De
95-plusser komt stilletjes en zeer verward bij ons binnen. In nog geen twee
maanden van toewijding staat deze weduwnaar vol in het Zorghuisleven.
Goedgeluimd en grapjes makend spaziert hij rond. Hij heeft het hoogste woord
wanneer hij geanimeerd uit de doeken doet hoe hij het meisje van zijn dromen,
zijn latere vrouw, aan zich heeft weten te binden via correspondentie. Op de dag dat hij naar Nederlands-Indiƫ verscheept wordt, durft hij haar die hij al zolang op het oog had, te vragen om
op hem wil wachten.
Elke
dag post hij in de Oost een handgeschreven liefdesverklaring. De
correspondentie duurt vijf lange jaren.
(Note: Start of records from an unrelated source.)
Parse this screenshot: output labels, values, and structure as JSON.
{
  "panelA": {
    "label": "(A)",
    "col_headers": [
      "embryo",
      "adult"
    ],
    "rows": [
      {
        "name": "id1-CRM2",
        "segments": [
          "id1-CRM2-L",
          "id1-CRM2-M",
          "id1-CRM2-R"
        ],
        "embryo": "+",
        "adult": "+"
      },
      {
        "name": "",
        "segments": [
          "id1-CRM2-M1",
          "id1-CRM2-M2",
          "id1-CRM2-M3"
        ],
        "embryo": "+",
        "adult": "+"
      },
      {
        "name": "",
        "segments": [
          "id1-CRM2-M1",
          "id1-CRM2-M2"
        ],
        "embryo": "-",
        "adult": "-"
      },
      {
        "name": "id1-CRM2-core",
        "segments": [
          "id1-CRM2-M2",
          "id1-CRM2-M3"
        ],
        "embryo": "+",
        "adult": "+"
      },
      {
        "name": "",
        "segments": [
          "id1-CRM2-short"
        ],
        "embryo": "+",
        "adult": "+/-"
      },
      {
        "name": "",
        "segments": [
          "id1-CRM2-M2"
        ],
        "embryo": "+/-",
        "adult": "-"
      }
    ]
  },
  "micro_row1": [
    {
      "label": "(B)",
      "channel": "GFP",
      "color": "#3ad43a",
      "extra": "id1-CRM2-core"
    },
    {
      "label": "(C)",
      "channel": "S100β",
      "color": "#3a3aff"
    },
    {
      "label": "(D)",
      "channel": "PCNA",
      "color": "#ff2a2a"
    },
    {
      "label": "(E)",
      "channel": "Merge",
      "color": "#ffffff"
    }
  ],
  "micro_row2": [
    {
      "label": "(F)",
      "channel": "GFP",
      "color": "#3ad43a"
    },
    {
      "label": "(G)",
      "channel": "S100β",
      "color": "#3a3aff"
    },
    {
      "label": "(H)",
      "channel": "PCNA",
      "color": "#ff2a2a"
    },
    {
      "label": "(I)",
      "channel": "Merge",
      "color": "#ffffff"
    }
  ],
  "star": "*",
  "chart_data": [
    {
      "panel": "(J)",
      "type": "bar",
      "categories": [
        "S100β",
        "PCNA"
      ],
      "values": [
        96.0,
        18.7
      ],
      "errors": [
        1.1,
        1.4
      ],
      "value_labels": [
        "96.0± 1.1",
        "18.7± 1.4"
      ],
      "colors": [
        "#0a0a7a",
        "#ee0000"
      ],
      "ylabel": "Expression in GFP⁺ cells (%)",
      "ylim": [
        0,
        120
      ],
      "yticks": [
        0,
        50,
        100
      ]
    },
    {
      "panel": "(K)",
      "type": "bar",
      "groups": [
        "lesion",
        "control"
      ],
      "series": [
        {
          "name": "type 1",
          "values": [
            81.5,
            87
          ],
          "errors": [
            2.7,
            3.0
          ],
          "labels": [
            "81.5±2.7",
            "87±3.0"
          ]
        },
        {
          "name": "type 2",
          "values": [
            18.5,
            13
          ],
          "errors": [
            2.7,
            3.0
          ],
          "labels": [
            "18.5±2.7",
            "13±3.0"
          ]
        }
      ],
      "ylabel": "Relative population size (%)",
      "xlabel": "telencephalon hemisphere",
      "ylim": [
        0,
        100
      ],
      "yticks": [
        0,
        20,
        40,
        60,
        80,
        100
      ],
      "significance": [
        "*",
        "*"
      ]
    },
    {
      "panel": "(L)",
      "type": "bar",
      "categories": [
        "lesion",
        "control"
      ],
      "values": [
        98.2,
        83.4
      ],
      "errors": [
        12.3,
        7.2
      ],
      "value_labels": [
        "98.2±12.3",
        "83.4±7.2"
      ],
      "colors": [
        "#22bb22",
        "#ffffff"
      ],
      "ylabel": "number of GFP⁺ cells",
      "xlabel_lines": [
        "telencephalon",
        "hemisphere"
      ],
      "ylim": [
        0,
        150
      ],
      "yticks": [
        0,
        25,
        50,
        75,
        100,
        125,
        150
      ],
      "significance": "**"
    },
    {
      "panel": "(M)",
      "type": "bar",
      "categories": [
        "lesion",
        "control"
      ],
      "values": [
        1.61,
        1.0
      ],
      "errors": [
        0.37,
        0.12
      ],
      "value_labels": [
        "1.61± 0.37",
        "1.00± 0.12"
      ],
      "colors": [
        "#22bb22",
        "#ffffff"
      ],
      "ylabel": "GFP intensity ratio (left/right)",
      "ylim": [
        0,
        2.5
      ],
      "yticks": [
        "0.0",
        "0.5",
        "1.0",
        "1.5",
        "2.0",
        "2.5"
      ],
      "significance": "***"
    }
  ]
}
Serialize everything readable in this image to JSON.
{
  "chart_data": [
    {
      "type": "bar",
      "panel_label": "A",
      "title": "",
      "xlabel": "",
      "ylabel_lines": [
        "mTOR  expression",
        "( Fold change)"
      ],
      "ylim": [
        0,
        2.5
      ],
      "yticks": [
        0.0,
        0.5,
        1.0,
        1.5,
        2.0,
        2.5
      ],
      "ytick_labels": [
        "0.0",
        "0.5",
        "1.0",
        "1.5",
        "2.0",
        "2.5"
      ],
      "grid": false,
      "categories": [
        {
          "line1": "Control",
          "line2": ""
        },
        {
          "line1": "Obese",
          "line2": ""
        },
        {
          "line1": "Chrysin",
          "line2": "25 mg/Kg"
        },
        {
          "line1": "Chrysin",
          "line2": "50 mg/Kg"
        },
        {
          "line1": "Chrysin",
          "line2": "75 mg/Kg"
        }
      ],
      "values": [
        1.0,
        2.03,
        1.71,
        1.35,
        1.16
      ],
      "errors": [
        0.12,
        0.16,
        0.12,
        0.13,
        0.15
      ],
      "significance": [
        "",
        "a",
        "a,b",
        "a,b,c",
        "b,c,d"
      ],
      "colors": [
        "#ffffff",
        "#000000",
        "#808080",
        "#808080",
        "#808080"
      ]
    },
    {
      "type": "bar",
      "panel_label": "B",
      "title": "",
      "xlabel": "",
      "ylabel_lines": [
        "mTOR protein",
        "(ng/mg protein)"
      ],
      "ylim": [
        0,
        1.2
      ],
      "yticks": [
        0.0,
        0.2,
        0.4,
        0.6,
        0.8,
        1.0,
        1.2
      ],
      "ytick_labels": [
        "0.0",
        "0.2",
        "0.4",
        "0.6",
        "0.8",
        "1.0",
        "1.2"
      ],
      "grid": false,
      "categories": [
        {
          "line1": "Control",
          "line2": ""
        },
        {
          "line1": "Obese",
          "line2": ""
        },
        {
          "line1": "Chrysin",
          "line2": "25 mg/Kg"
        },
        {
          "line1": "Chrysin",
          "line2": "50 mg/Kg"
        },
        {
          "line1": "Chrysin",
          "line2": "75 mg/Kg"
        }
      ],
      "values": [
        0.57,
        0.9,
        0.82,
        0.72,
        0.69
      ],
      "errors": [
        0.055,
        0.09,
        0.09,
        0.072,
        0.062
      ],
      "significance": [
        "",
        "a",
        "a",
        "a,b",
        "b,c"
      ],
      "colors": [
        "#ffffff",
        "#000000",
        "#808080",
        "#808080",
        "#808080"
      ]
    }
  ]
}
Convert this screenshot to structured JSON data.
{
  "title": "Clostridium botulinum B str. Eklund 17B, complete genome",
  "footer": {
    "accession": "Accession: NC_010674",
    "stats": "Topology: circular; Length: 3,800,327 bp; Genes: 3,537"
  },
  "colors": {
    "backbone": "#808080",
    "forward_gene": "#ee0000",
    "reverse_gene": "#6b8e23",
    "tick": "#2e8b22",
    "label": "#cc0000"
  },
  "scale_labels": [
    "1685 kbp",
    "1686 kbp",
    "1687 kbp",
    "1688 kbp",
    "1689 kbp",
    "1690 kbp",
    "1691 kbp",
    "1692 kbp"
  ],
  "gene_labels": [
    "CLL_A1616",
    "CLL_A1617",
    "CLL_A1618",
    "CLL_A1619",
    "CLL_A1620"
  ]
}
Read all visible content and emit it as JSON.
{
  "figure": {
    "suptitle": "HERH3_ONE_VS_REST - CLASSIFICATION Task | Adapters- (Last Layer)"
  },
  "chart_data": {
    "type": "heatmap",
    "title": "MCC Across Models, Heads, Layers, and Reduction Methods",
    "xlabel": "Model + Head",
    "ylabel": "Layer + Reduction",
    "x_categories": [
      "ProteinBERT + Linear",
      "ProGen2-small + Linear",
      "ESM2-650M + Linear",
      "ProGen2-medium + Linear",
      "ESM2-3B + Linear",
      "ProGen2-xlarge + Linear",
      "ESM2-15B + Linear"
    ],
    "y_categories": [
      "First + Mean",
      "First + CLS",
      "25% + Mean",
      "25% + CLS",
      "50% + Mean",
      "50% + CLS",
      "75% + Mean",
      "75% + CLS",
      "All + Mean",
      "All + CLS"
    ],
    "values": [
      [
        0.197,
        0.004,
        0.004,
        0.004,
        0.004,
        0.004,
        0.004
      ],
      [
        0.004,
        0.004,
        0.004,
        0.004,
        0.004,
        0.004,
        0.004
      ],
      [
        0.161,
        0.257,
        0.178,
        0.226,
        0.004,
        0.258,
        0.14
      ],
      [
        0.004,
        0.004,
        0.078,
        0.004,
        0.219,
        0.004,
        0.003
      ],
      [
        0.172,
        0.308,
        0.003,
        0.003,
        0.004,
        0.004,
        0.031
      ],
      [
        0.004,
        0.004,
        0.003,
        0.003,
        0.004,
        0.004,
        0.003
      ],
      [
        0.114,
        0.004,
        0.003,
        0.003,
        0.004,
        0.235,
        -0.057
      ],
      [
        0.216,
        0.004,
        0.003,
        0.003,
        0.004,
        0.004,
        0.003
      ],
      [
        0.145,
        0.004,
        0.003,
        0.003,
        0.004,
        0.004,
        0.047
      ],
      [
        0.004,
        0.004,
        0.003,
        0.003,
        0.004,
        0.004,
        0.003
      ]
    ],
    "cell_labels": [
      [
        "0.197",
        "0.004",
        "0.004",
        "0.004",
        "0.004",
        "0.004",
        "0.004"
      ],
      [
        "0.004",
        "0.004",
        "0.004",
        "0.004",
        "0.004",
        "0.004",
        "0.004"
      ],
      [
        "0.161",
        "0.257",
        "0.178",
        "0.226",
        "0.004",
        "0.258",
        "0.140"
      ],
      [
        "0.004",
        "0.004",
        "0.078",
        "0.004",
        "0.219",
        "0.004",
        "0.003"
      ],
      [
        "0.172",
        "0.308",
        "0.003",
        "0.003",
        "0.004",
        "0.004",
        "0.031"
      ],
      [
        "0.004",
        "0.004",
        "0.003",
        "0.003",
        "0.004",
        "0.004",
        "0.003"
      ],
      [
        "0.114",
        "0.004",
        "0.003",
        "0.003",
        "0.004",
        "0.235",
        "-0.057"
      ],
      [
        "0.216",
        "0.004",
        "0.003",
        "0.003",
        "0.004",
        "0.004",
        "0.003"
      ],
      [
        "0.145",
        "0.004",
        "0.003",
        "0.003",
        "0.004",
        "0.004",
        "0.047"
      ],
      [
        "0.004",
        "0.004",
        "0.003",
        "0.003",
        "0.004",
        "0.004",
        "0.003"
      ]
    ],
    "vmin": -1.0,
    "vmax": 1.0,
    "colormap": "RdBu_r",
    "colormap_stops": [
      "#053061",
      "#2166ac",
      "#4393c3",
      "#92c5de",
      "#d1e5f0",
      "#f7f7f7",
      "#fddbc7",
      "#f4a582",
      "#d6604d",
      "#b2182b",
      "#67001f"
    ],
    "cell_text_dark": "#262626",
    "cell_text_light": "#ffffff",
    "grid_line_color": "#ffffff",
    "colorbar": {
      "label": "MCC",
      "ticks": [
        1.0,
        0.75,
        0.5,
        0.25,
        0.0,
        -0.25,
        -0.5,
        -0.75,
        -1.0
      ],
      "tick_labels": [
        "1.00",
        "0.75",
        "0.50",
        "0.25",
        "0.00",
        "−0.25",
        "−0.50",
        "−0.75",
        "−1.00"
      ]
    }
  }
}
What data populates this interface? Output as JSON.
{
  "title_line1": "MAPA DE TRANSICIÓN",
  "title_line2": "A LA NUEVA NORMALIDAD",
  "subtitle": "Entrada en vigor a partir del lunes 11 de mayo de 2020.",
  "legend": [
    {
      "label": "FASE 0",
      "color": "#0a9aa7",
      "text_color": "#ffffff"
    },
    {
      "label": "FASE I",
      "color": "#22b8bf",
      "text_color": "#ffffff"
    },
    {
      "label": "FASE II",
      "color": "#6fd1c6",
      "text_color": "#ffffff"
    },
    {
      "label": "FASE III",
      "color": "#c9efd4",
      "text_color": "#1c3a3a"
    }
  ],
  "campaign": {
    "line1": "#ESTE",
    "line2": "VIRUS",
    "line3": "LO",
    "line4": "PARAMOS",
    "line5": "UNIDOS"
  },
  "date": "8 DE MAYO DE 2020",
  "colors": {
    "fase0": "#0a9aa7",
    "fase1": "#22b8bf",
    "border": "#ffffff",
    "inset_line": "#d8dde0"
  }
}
De met romantiek en sierlijke
krulletters gevulde liefdesbrieven hebben het beoogde effect: ze groeien naar
elkaar toe en blijven elkaar trouw. Bij zijn terugkeer is de jongen een man, en
het schuchtere meisje een bloeiende vrouw. Daadkrachtig vraagt hij haar ten
huwelijk. Ze valt hem in de armen en bezegelt haar ‘ja ik wil’ met hun
allereerste zoen.
De
dochter hoort pas op haar moeders sterfbed over de briefwisseling. Dolgraag zou
ze over hun smeulende liefde lezen. Zal de vervaagde inkt op vergeeld papier
een treffen tijdsbeeld prijsgeven een een opbloeiende hartstocht tussen twee
jonge mensen in de late jaren veertig? De koffer met intieme inhoud is in rook
opgegaan: nooit zal ze het weten. Maar … zijn haar vaders herinneringen die hij
nu met haar deelt niet waardevoller dan lang geleden vastgelegde woorden?